4. Suppose that $$\mathcal{L}$$ is $$\{0, f, g\}$$, where 0 is a constant symbol, $$f$$ is a binary function symbol, and $$g$$ is a 4-ary function symbol. Use induction on complexity to show that every $$\mathcal{L}$$-term has an odd number of symbols.
5. If $$\mathcal{L}$$ is $$\{0, <\}$$, where 0 is a constant symbol and $$<$$ is a binary relation symbol, show that the number of symbols in any formula is divisible by 3.
6. If $$s$$ and $$t$$ are strings, we say that $$s$$ is an initial segment of $$t$$ if there is a nonempty string $$u$$ such that $$t : \equiv su$$, where $$su$$ is the string $$s$$ followed by the string $$u$$. For example, $$KUMQ$$ is an initial segment of $$KUMQUAT$$ and $$+24$$ is an initial segment of $$+24 u - v$$. Prove, by induction on the complexity of $$s$$, that if $$s$$ and $$t$$ are terms, then $$s$$ is not an initial segment of $$t$$. [Suggestion: The base case, when $$s$$ is either a variable or a constant symbol, should be easy. Then suppose that $$s$$ is an initial segment  of $$t$$ and $$s : \equiv f t_1 t_2 \ldots t_n$$, where you know that each $$t_i$$ is not an initial segment of any other term. Look for a contradiction.]
7. A language is said to satisfy unique readability for terms if, for each term $$t$$, $$t$$ is in exactly one of the following categories:
(a) Variable
(b) Constant symbol
(c) Complex term
and furthermore, if $$t$$ is a complex term, then there is a unique function symbol $$f$$ and a unique sequence of terms $$t_1, t_2, \ldots, t_n$$ such that $$t : \equiv f t_1 t_2 \ldots t_n$$. Prove that our languages satisfy unique readability for terms. [Suggestion: You mostly have to worry about uniqueness - for example, suppose that $$t$$ is $$c$$, a constant symbol. How do you know that $$t$$ is not also a complex term? Suppose that $$t$$ is $$f t_1 t_2 \ldots t_n$$. How do you show that the $$f$$ and the $$t_i$$'s are unique? You may find Exercise 6 useful.]
8. To say that a language satisfies unique readability for formulas is to say that every formula $$\phi$$ is in exactly one of the following categories:
(a) Equality (if $$\phi : \equiv = t_1 t_2$$)

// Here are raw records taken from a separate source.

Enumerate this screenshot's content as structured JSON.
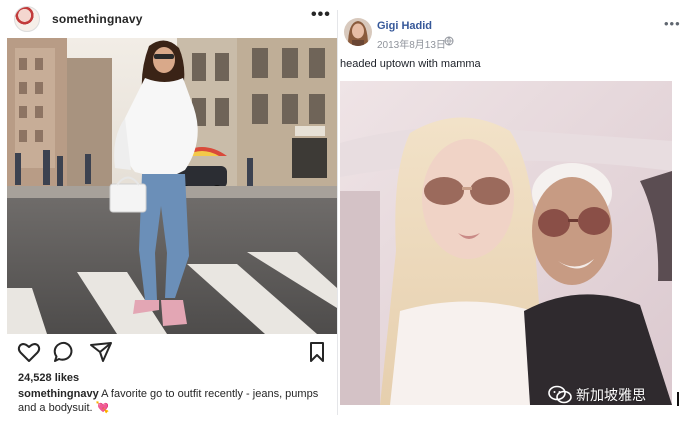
{
  "instagram": {
    "username": "somethingnavy",
    "more_label": "•••",
    "likes": "24,528 likes",
    "caption_user": "somethingnavy",
    "caption_text": " A favorite go to outfit recently - jeans, pumps and a bodysuit.",
    "caption_emoji": "💘",
    "icons": [
      "heart-icon",
      "comment-icon",
      "share-icon",
      "bookmark-icon"
    ]
  },
  "facebook": {
    "name": "Gigi Hadid",
    "date": "2013年8月13日",
    "more_label": "•••",
    "post_text": "headed uptown with mamma",
    "icons": [
      "globe-icon",
      "more-icon"
    ]
  },
  "watermark": {
    "text": "新加坡雅思",
    "icon": "wechat-icon"
  },
  "colors": {
    "fb_blue": "#365899",
    "ig_text": "#262626",
    "fb_meta": "#90949c"
  }
}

(b) Other atomic (if $$\phi : \equiv R t_1 t_2 \ldots t_n$$ for an $$n$$-ary relation symbol $$R$$)
(c) Negation
(d) Disjunction
(e) Quantified
Also, it must be that if $$\phi$$ is both $$= t_1 t_2$$ and $$= t_3 t_4$$, then $$t_1$$ is identical to $$t_3$$ and $$t_2$$ is identical to $$t_4$$, and similarly for other atomic formulas. Furthermore, if (for example) $$\phi$$ is a negation $$\left( \neg \alpha \right)$$, then it must be the case that there is not another formula $$\beta$$ such that $$\phi$$ is also $$\left( \neg \beta \right)$$, and similarly for disjunctions and quantified formulas. You will want to look at, and use, Exercise 7. You may have to prove an analog of Exercise 6, in which it may be helpful to think about the parentheses in an initial segment of a formula, in order to prove that no formula is an initial segment of another formula.
9. Take the proof of Theorem 1.4.2 and write it out in the way that you would present it as part of a homework assignment. Thus, you should cut out all of the inessential motivation and present only what is needed to make the proof work.